Louis Chilton, The Independent
One of the unexpected turns in Charlie Sheen’s new memoir, mock-brazenly titled The Book of Sheen, comes towards the end, when we finally reach the doorstep of Two and a Half Men. The hit sitcom gave Sheen his most well-known role and made him, for a time, the highest-paid actor on television. Here, though, there is no juicy behind-the-scenes reminiscing and little by way of gossipy anecdote. His eight years on the show are all but breezed over, subsumed by a granular recounting of his longstanding drug addiction. But that is, to a large extent, the story of Sheen.
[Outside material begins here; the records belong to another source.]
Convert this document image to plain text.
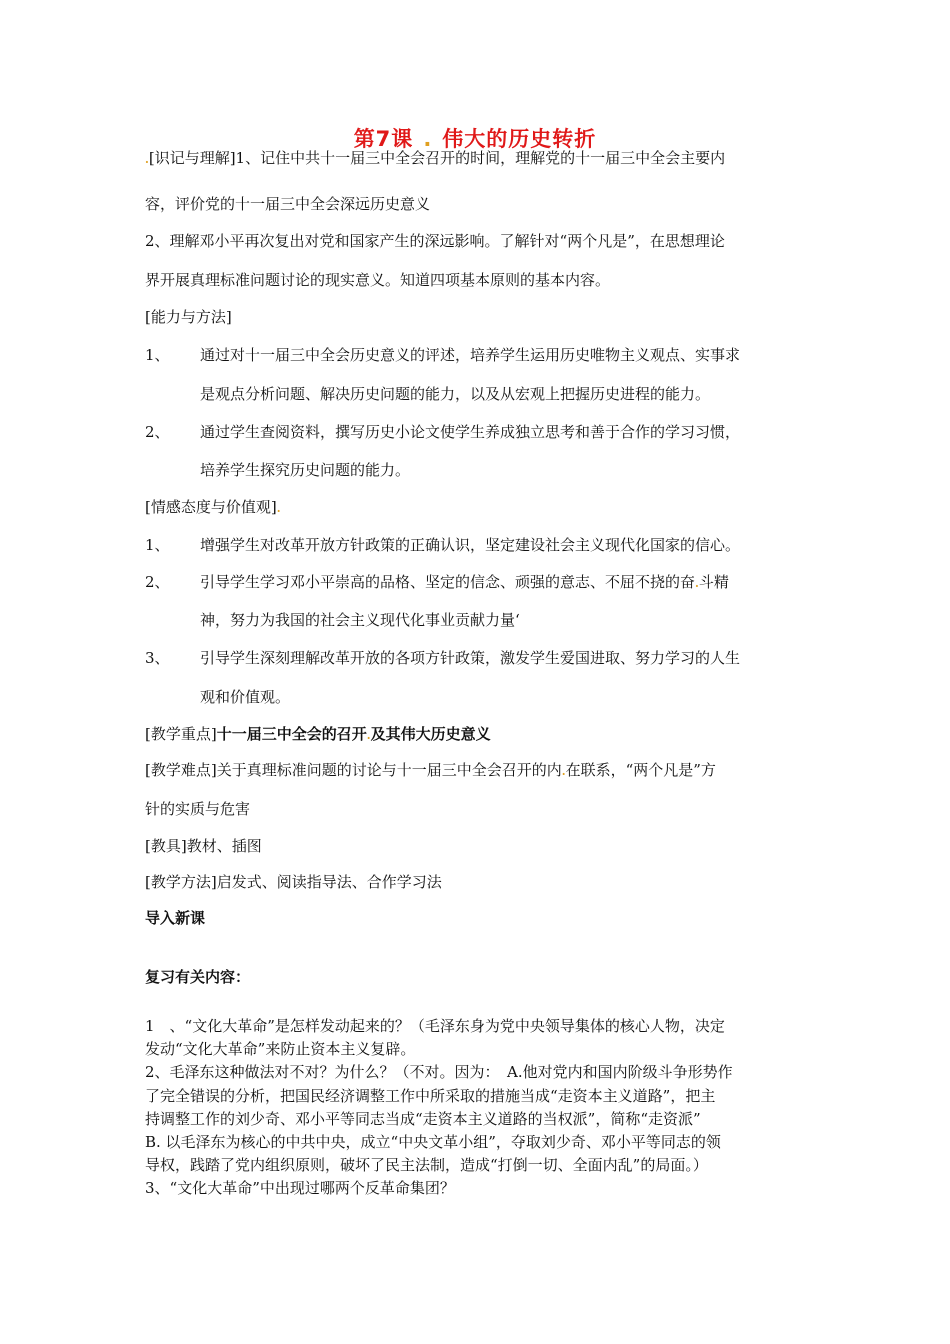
第7课 . 伟大的历史转折
.[识记与理解]1、记住中共十一届三中全会召开的时间，理解党的十一届三中全会主要内
容，评价党的十一届三中全会深远历史意义
2、理解邓小平再次复出对党和国家产生的深远影响。了解针对“两个凡是”，在思想理论
界开展真理标准问题讨论的现实意义。知道四项基本原则的基本内容。
[能力与方法]
1、 通过对十一届三中全会历史意义的评述，培养学生运用历史唯物主义观点、实事求
是观点分析问题、解决历史问题的能力，以及从宏观上把握历史进程的能力。
2、 通过学生查阅资料，撰写历史小论文使学生养成独立思考和善于合作的学习习惯，
培养学生探究历史问题的能力。
[情感态度与价值观].
1、 增强学生对改革开放方针政策的正确认识，坚定建设社会主义现代化国家的信心。
2、 引导学生学习邓小平崇高的品格、坚定的信念、顽强的意志、不屈不挠的奋.斗精
神，努力为我国的社会主义现代化事业贡献力量‘
3、 引导学生深刻理解改革开放的各项方针政策，激发学生爱国进取、努力学习的人生
观和价值观。
[教学重点]十一届三中全会的召开.及其伟大历史意义
[教学难点]关于真理标准问题的讨论与十一届三中全会召开的内.在联系，“两个凡是”方
针的实质与危害
[教具]教材、插图
[教学方法]启发式、阅读指导法、合作学习法
导入新课
复习有关内容：
1　、“文化大革命”是怎样发动起来的？（毛泽东身为党中央领导集体的核心人物，决定
发动“文化大革命”来防止资本主义复辟。
2、毛泽东这种做法对不对？为什么？（不对。因为：　A.他对党内和国内阶级斗争形势作
了完全错误的分析，把国民经济调整工作中所采取的措施当成“走资本主义道路”，把主
持调整工作的刘少奇、邓小平等同志当成“走资本主义道路的当权派”，简称“走资派”
B. 以毛泽东为核心的中共中央，成立“中央文革小组”，夺取刘少奇、邓小平等同志的领
导权，践踏了党内组织原则，破坏了民主法制，造成“打倒一切、全面内乱”的局面。）
3、“文化大革命”中出现过哪两个反革命集团？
There’s a metatextual component to this book, which devotes much of its first half to interesting and involved recollections about Sheen’s work on films such as Platoon and Wall Street, before his extracurricular misadventures steal focus. Sheen — now eight years sober, speaking to us as a quelled tornado — doesn’t glorify his drug use or womanising, but handles it with a sort of wry irreverence. He knows as well as anyone that it can’t be fenced into a chapter; his struggles aren’t some discrete facet of his celebrity, but the very essence of it.
Ever since the months-long, highly public and reputation-ruining 2011 meltdown that saw him fired from Two and a Half Men and led to a succession of outrageous, drug-fuelled videos, Sheen has been synonymous with his addictions; his artistry as a performer feels almost entirely forgotten.
And yet, the specifics of Sheen’s life offer several interesting insights into the industry. His father, Martin Sheen, rose to fame as a stellar actor in films such as Badlands and Apocalypse Now, before later ageing into a dignified career-capping stint as The West Wing’s commander-in-chief. His father’s work gave Sheen early exposure to the film industry; a substantial early chunk of the book is devoted to his experience as a child around the set of Apocalypse Now in the Philippines.
Sheen’s decision to follow in his father’s footsteps seems to be born of a genuine fascination with film. As a child, he would shoot his own amateur efforts on a Super 8 camera, alongside his brother Emilio Estevez, and future-star friends such as Sean Penn and Rob Lowe. Sheen may be an early example of what’s now called a “nepo baby”. In Sheen’s telling, however, his success was largely unconnected to his father’s, and the decision to adopt his father’s stage surname was motivated chiefly by a wish to distance himself from the stigma of his own teenage delinquency.
Whatever the reason, opportunities did come expediently: Sheen’s early roles, in films such as the Best Picture-winning Platoon, and John Milius’s Red Dawn, established him as a viable movie star with a big future. Like Estevez, he was often grouped alongside the set of young, ascendant stars known as the “Brat Pack”. As the book pivots increasingly to Sheen’s off-camera antics and his worsening involvement with illicit substances, we see the gloss of his movie career fade away. About much of his own oeuvre, Sheen is downright damning: he describes five of his movies made in 1997 and 1998 as being “rancid”, dismissing the political thriller Shadow Conspiracy with the quip.
Thrown into the mix are a collection of the sort of amusing, name-droppy anecdotes you might expect from a Hollywood memoir. There’s the time Sheen played table tennis with OJ Simpson (“Please understand that I’m still describing his ping-pong skills when I say: his right hand was lethal”). Or the time, state governor Bill Clinton allegedly made a creepy remark after coming into the vicinity of Sheen’s young then girlfriend. Or the time Sheen witnessed the ravenous eating habits of a late-in-life Marlon Brando. Throughout the book, there’s a typographical playfulness that skirts the edge of affectation: things aren’t cool but “kool”; men aren’t dudes but “doods”.